Ramifications of English Conquest of Flanders in the 14th Century

As part of the Hundred Years War, England supported Flemish rebels in Ghent against the Count Louis "the Bad" and his son-in-Law Philip of Burgundy. Thanks to John of Gaunt's diversion of resources to Spain (whose throne he had a claim to) and general malaise and political incompetence in England, the English did not land an army in Flanders until 1382, after Louis, with French assistance, crushed the Flemings at the battle of Roosebeke.
So let's say, for whatever reason (John of Gaunt falling off a horse etc.), the English settle on intervening in the Flemish Revolt sooner. The addition of 6000+ English soldiers probably is enough to prevent the Flemish defeat at Roosebeke, though it almost certainly triggers a French intervention (Charles invaded with something like 30,000 soldiers, though the French were forced to withdraw fairly quickly due to lack of funds). Alternately, if we go back to the 1350s, perhaps Louis de Male marries Margaret to Edmund of Langley.

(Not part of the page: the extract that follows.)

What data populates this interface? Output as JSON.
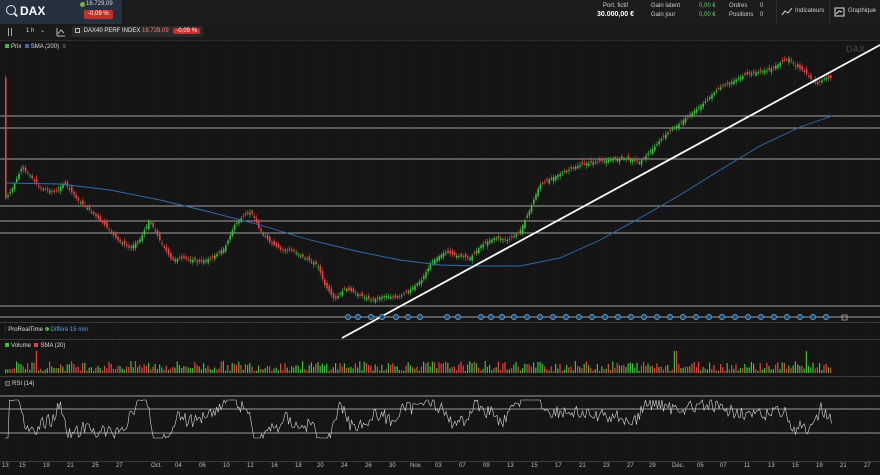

It seems to me that if England can secure control over Flanders, then their position in Calais (and for that matter Artois) becomes much firmer, and they may or may not have a stronger basis for supporting their claim to France. Alternately, perhaps a peace deal at Leulinghem etc. trades renunciation of English claims in France for renunciation of French sovereignty over Flanders.